Blur introduce Essex man to new Horizons

V97: Hyland's Park, Chelmsford

THE traditional festival values of peace, love and muddy kaftans were absent at V97 over the weekend. Instead we had Virgin Cola, MTV and saturation advertising on the big screen. A large proportion of Saturday's crowd seemed to have little interest in the idea of a festival anyway. They spent most of the time camped out in front of the main stage, waiting for local lads Blur to make their headlining appearance.

In fact the major acts on both days hailed from Essex - Damon Albarn and his cronies from Colchester, and Sunday's showstoppers, the Prodigy, from Braintree - but it is Blur who have made more of the connection, turning out some vicious attacks on southern suburban stereotypes in their 1995 album The Great Escape. Unable to resist the opportunity, Albarn introduced the squawking Globe Alone as "a song for an Essex man".

But the most interesting material in Blur's energetic two-hour set was from their recent, self-titled LP. Over the past couple of years guitarist Graham Coxon has immersed himself in the American lo-fi rock scene, and has clearly been influenced by his collaborations with quirky New Yorkers Pavement, who played an intriguing set in mid-afternoon.

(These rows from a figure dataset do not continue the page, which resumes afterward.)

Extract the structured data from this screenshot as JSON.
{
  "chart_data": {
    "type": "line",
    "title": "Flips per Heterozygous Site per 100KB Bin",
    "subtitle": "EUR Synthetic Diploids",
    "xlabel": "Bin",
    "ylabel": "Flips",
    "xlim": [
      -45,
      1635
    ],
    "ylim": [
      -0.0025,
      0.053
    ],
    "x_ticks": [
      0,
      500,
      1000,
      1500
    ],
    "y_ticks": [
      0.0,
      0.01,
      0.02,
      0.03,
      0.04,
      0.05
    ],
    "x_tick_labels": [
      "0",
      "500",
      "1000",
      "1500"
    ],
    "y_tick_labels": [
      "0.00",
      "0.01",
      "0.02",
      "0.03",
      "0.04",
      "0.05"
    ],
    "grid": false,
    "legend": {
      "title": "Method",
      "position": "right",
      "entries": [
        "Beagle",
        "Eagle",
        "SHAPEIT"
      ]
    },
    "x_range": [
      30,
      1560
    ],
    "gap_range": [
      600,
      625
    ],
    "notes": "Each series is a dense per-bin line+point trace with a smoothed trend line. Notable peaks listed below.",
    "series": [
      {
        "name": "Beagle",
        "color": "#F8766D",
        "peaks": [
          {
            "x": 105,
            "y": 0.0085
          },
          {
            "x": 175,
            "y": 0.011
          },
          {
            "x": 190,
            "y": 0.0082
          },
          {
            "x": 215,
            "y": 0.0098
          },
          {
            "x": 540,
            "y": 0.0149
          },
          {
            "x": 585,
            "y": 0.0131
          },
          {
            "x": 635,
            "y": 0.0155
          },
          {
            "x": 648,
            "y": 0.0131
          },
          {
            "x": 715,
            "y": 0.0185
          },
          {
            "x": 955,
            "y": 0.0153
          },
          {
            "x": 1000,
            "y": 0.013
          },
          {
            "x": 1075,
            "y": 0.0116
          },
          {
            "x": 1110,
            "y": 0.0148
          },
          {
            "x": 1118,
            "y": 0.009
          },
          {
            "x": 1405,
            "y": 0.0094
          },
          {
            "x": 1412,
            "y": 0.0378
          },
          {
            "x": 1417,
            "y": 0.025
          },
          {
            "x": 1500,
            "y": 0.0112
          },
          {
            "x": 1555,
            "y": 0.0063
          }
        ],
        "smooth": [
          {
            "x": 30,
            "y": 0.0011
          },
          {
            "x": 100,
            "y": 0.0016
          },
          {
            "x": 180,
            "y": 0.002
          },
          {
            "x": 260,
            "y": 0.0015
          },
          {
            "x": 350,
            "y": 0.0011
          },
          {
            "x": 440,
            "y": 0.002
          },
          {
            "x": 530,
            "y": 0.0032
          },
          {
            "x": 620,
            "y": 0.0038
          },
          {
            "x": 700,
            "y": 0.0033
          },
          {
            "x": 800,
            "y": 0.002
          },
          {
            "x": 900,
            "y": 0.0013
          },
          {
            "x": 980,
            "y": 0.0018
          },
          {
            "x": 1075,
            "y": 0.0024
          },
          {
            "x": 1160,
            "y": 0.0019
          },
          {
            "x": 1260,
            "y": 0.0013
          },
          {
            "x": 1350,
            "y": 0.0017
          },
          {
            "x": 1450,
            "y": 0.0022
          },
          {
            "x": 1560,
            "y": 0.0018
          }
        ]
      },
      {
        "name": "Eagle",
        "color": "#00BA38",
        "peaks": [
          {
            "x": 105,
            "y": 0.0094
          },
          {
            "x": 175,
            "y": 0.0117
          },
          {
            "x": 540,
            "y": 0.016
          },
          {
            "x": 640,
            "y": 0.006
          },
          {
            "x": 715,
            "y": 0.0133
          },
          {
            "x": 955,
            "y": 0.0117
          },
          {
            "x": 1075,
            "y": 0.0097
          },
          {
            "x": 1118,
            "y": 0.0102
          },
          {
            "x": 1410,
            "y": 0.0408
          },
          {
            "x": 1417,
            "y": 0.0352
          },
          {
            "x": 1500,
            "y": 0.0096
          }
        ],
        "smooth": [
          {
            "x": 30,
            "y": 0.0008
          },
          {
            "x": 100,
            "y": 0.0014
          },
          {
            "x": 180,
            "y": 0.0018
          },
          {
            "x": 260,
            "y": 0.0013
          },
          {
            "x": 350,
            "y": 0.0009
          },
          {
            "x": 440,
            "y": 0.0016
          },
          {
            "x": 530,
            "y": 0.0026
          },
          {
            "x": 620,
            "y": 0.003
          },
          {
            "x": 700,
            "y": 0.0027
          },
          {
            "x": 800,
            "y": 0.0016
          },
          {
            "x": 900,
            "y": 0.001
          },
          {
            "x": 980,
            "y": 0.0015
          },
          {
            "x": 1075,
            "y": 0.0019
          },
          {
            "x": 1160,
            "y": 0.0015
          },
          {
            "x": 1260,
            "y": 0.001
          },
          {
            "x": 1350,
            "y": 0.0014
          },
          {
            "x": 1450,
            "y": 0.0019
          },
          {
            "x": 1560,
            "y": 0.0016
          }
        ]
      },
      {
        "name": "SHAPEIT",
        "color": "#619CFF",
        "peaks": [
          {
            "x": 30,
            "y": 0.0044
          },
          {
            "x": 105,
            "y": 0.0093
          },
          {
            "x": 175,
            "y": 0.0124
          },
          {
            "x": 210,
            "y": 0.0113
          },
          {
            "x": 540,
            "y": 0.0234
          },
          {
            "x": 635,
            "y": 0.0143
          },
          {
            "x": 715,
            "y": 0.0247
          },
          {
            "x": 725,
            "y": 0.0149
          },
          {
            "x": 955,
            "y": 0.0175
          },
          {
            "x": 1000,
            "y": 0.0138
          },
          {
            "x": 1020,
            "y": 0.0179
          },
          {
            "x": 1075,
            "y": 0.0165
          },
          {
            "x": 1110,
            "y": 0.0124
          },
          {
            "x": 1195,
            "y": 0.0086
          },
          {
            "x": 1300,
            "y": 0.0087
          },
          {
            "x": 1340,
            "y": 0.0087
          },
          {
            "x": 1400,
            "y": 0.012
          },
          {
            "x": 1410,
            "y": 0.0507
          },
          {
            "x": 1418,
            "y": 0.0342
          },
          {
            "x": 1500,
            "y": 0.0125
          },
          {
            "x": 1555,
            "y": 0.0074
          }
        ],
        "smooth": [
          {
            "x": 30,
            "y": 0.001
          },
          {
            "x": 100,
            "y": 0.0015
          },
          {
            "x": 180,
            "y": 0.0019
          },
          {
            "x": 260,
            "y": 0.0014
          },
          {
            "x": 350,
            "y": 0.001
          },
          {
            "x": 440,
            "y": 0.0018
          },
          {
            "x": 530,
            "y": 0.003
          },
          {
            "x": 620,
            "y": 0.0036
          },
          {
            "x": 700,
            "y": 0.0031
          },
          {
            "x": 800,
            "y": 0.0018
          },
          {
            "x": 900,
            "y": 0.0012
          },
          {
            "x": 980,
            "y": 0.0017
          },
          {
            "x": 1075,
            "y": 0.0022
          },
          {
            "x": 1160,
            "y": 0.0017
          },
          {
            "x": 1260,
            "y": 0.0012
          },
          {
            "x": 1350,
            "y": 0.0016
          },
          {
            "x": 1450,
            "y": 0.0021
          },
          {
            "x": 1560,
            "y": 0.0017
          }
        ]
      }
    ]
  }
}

The new depth in songs such as Death of a Party and MOR betrayed the ways in which Blur's horizons have been stretched - both musically and, in the instance of Country Sad Ballad Man, geographically. This is a band with a history of writing big singalong choruses - from There's No Other Way to Parklife - but they're now in the unusual position of being able to play adventurous music to a mass audience. Liam Howlett's techno tribe the Prodigy have moved in the opposite direction. Their new album, Fat of the Land, offers stripped-down, beefed-up breakbeats and not a lot else. Reproduced here almost exactly, it's a far cry from the more imaginative sampling techniques to be found on earlier work such as Everybody in the Place and One Love, but you can't deny that it's powerful stuff. Breathe, in particular, came across like a shot of straight adrenalin.

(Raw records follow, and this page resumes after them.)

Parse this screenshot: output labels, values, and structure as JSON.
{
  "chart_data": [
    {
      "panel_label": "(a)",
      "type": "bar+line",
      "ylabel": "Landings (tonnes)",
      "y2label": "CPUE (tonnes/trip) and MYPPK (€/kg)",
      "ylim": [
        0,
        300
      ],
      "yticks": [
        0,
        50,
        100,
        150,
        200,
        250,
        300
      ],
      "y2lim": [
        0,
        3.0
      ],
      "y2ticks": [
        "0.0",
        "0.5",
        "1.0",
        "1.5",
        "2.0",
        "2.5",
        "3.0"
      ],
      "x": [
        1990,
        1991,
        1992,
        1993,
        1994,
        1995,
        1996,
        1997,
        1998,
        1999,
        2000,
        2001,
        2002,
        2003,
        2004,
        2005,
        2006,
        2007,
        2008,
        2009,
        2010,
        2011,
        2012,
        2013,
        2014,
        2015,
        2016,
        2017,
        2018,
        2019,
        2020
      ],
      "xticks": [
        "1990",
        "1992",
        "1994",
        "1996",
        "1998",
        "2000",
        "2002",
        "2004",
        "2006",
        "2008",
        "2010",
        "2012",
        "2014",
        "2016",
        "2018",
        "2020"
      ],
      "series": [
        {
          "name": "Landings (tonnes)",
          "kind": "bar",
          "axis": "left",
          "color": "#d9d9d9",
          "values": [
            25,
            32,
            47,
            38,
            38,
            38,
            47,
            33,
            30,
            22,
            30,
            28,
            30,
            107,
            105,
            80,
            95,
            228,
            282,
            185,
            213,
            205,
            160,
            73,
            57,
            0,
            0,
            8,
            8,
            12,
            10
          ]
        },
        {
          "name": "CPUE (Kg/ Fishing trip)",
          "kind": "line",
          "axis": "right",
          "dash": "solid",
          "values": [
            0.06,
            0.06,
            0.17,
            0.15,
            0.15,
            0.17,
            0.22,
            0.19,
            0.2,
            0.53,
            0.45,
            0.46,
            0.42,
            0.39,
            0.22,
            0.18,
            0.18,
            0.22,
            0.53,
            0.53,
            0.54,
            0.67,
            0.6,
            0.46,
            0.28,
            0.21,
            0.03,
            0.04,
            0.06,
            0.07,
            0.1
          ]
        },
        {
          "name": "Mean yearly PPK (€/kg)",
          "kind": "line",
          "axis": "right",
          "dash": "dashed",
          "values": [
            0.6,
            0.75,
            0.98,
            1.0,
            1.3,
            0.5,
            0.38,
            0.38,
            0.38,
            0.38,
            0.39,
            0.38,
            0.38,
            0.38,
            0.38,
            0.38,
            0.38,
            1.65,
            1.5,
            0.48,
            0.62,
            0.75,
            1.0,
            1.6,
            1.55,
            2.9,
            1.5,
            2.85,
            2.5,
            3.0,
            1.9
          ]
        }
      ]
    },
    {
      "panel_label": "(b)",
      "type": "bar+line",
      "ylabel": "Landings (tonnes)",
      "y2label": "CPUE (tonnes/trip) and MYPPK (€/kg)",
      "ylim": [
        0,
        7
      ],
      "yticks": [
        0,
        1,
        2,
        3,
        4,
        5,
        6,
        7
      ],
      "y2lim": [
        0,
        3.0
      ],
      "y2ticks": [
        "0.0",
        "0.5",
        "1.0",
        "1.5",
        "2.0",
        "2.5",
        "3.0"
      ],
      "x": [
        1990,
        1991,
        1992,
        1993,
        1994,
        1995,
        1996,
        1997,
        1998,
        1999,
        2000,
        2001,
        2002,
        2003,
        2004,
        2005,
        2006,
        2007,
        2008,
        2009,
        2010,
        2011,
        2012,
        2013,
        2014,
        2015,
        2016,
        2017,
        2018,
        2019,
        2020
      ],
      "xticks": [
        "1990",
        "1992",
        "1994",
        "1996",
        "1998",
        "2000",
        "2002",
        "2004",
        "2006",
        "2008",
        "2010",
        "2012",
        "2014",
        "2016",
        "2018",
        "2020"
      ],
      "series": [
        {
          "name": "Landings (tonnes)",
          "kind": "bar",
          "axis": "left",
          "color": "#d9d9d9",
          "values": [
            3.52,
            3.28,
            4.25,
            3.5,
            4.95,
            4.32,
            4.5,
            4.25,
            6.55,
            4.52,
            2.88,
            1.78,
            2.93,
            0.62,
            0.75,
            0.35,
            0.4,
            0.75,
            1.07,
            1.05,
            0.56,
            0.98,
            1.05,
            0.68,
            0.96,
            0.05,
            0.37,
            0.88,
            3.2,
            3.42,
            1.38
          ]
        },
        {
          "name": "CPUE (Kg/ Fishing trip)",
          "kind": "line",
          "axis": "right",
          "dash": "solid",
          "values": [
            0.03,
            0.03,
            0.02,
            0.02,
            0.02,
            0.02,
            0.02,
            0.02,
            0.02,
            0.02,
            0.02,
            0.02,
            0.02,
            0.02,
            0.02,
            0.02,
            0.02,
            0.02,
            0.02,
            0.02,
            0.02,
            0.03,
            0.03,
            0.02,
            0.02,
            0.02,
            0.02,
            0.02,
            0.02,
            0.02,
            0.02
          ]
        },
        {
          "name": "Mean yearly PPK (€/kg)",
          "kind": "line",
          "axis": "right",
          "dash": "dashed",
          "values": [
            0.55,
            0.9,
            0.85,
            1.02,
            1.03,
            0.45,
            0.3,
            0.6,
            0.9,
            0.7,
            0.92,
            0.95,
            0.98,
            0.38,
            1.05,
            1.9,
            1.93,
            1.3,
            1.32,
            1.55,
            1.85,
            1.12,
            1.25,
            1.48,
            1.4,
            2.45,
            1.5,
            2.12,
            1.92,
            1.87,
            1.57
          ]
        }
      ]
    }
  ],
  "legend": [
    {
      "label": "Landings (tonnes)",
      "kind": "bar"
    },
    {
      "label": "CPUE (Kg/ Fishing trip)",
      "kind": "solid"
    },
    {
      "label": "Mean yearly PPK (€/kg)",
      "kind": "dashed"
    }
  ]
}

All the bands at V97 were playing at two venues - Chelmsford's Saturday line-up transferred to Leeds for the Sunday and vice versa - but as Maxim from the Prodigy glared threateningly out over the crowd and pronounced, "We're back on home turf now. This is the place", you felt a bit sorry for the Leeds lot. Perhaps the organisers can persuade the Inspiral Carpets to reform in time for V98.